De acordo com ele, a tecnologia mais importante é a que acompanha minuto a minuto a temperatura, buscando manter as condições que foram determinadas na fábrica durante as pesquisas e desenvolvimentos. “Com a rede IoT (internet das coisas), está cada vez mais fácil ter sensores interligados com dados que transmitem em tempo real as informações”, ressalta.
Para Marcos, da DHL Supply Chain, os sistemas tecnológicos de estoque e expedição também terão um papel central, vide a grande quantidade de vacinas que serão aplicadas.

Falta de insumos farmacêuticos irá comprometer programas de saúde
A experiência da pandemia trouxe à tona um cenário de dependência vivido pelo Brasil há décadas. A indústria farmacêutica brasileira, apesar de produzir mais de 70% dos medicamentos consumidos no país, depende de insumos farmacêuticos importados.
Atualmente, impressionantes 85% a 90% dos insumos ativos são importados de fornecedores diversos, notadamente chineses e indianos, que respondem pelo fornecimento de 74% dos laboratórios brasileiros. Em 2019, o déficit na balança comercial do segmento foi de US$ 2,3 bilhões.
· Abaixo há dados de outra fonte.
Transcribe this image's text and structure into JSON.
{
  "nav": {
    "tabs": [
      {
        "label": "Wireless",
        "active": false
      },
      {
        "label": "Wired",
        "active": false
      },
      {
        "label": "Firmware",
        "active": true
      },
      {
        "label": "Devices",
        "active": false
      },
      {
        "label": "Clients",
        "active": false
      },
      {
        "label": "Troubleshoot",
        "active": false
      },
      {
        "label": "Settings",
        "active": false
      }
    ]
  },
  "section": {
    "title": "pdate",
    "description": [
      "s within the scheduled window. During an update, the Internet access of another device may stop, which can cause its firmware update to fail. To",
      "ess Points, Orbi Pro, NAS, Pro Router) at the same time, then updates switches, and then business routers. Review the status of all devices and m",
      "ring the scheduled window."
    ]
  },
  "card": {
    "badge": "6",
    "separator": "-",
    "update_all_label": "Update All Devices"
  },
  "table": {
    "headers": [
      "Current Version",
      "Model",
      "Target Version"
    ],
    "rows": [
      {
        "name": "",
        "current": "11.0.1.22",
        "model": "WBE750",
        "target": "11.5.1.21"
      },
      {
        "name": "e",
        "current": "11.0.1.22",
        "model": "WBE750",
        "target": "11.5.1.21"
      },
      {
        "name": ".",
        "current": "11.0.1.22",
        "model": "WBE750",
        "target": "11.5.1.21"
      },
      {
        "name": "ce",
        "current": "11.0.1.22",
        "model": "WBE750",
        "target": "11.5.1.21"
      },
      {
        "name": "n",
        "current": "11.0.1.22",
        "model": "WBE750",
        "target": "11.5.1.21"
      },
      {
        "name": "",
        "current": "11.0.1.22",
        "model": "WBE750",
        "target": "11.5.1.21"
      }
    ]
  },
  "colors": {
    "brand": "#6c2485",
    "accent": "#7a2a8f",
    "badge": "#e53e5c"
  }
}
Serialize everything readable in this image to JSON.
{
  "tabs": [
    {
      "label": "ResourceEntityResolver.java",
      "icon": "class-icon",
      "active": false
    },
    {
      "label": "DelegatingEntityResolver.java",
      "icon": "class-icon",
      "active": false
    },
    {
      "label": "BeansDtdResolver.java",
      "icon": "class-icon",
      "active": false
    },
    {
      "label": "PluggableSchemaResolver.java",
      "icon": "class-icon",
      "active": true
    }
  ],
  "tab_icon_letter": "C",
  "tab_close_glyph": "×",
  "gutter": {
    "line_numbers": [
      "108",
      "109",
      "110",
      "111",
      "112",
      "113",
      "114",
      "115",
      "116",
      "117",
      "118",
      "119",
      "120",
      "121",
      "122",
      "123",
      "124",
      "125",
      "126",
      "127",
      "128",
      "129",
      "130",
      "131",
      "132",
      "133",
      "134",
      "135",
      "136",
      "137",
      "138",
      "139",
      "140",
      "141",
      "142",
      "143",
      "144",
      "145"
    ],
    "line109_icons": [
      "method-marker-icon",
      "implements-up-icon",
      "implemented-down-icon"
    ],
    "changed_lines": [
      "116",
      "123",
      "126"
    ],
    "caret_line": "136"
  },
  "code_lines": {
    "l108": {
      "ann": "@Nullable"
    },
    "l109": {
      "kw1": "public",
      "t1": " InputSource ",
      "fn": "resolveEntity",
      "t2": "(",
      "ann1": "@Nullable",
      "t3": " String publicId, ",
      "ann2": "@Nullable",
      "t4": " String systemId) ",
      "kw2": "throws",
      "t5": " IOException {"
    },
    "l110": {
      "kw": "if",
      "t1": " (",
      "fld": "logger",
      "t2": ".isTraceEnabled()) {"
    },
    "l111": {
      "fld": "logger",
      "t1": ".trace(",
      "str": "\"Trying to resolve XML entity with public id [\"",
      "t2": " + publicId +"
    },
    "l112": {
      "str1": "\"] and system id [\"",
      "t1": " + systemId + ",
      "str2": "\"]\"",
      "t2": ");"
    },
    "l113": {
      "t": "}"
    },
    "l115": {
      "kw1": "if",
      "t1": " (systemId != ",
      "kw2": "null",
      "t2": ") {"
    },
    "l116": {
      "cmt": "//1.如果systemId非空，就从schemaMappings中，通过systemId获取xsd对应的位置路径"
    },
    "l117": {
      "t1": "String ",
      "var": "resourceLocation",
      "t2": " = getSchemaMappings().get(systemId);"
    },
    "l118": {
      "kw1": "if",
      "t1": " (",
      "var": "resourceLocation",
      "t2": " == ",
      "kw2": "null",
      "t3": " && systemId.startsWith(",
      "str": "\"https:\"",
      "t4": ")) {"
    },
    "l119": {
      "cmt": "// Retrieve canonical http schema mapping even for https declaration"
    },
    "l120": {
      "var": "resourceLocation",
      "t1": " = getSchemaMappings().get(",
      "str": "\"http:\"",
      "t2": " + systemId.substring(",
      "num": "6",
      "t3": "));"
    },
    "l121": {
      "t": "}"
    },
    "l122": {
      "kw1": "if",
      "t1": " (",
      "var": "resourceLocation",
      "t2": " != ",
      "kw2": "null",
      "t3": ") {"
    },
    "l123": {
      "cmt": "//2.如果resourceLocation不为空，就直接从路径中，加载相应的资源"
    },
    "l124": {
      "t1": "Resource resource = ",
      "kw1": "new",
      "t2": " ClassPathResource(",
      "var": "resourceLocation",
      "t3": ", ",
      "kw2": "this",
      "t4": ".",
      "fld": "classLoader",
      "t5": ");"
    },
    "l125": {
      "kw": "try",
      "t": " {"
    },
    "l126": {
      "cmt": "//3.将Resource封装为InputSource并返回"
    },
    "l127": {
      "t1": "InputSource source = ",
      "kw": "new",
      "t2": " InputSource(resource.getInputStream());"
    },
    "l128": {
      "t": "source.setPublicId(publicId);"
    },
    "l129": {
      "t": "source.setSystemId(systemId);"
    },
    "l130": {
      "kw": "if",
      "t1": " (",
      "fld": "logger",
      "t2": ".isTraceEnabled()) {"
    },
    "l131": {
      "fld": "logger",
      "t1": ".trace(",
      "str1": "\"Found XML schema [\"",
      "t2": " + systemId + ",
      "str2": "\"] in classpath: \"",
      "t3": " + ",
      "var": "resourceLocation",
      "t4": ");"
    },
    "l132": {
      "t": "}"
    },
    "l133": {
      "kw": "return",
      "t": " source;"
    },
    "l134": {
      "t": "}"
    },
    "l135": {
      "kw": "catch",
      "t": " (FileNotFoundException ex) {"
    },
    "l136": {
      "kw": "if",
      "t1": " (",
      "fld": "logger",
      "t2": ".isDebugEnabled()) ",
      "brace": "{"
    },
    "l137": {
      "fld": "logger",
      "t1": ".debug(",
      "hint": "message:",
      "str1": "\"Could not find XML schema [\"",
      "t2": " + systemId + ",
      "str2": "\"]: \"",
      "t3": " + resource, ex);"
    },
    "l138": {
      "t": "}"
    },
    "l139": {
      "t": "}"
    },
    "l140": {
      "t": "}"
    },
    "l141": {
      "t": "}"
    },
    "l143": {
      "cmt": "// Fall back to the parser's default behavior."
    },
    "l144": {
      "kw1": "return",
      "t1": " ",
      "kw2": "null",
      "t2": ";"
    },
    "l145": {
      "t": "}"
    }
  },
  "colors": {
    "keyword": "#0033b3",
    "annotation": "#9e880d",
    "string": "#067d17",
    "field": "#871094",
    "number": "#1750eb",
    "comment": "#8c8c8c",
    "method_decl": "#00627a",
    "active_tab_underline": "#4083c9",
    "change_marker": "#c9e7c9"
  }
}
“É necessário estabelecer uma política pública para diminuir brutalmente essa dependência de produtos absolutamente essenciais para a população brasileira. Com a possibilidade do ressurgimento de outras situações de risco na área da saúde, precisamos aprimorar a capacidade produtiva e tecnológica do setor”, afirma José Correia da Silva, presidente do Conselho da ABIQUIFI – Associação Brasileira da Indústria Farmoquímica e de Insumos Farmacêuticos.
Desde o início da pandemia da Covid-19, o mundo – com ênfase o Brasil – se viu na triste situação de total dependência de insumos farmacêuticos. Um apavorante colapso de produção e fornecimento da China e da Índia levou à perda de milhares de vidas pela pura e simples falta de insumos, equipamentos e materiais de uso médico.
Não se tratou de produtos e equipamentos novos de última geração. Mas de insumos farmacêuticos com mais de 70 anos de descoberta e uso, equipamentos pouco sofisticados e materiais triviais, como máscaras e aventais.
No Brasil, além dos produtos mais comuns, desde o início da pandemia registra-se a falta dos insumos farmacêuticos para intubação, tratamento de distúrbios do sistema nervoso central e, mais recentemente, de oncológicos biofarmacêuticos.
“De pouco adianta uma grande indústria farmacêutica sem acesso a insumos que possam gerar medicamentos. Por que um país que na década de 1980 produzia mais de 50% de suas necessidades de insumos farmacêuticos ativos tornou-se tão dependente da importação dos mesmos que já foram produzidos localmente?”, indaga Correia.
O parque fabril brasileiro, que produzia e exportava – com cerca de 50 instalações fabris –, vitaminas, hormônios, antibióticos, mesmo antes dos atuais fornecedores, foi dizimado pela busca desenfreada de margens e pela inércia de Governos que não entenderam a importância de manter produções estratégicas de insumos farmacêuticos, facilitando por diversos canais (tributário, financeiro e, principalmente, regulatório) a avalanche de importação que quase destruiu o parque fabril de nosso país.
“Após o desmonte geral da indústria brasileira nos anos 1990 e início deste século, tímidas, raras e, algumas vezes, equivocadas políticas de governo foram estabelecidas na tentativa de reduzir esta dependência. Todas, focalizadas na redução dos preços dos medicamentos, fracassaram no sentido de reduzir a dependência de insumos”, conta Correia.
Segundo ele, mudar essa realidade demanda um esforço conjunto, com participação do Governo e da iniciativa privada. “Isso exigirá uma regulação sanitária que traga isonomia regulatória e fomente o uso de Insumos Farmacêuticos Ativos fabricados no Brasil, a fim de fortalecer o setor e diminuir a dependência brasileira na pesquisa, desenvolvimento e fabricação de novos insumos.”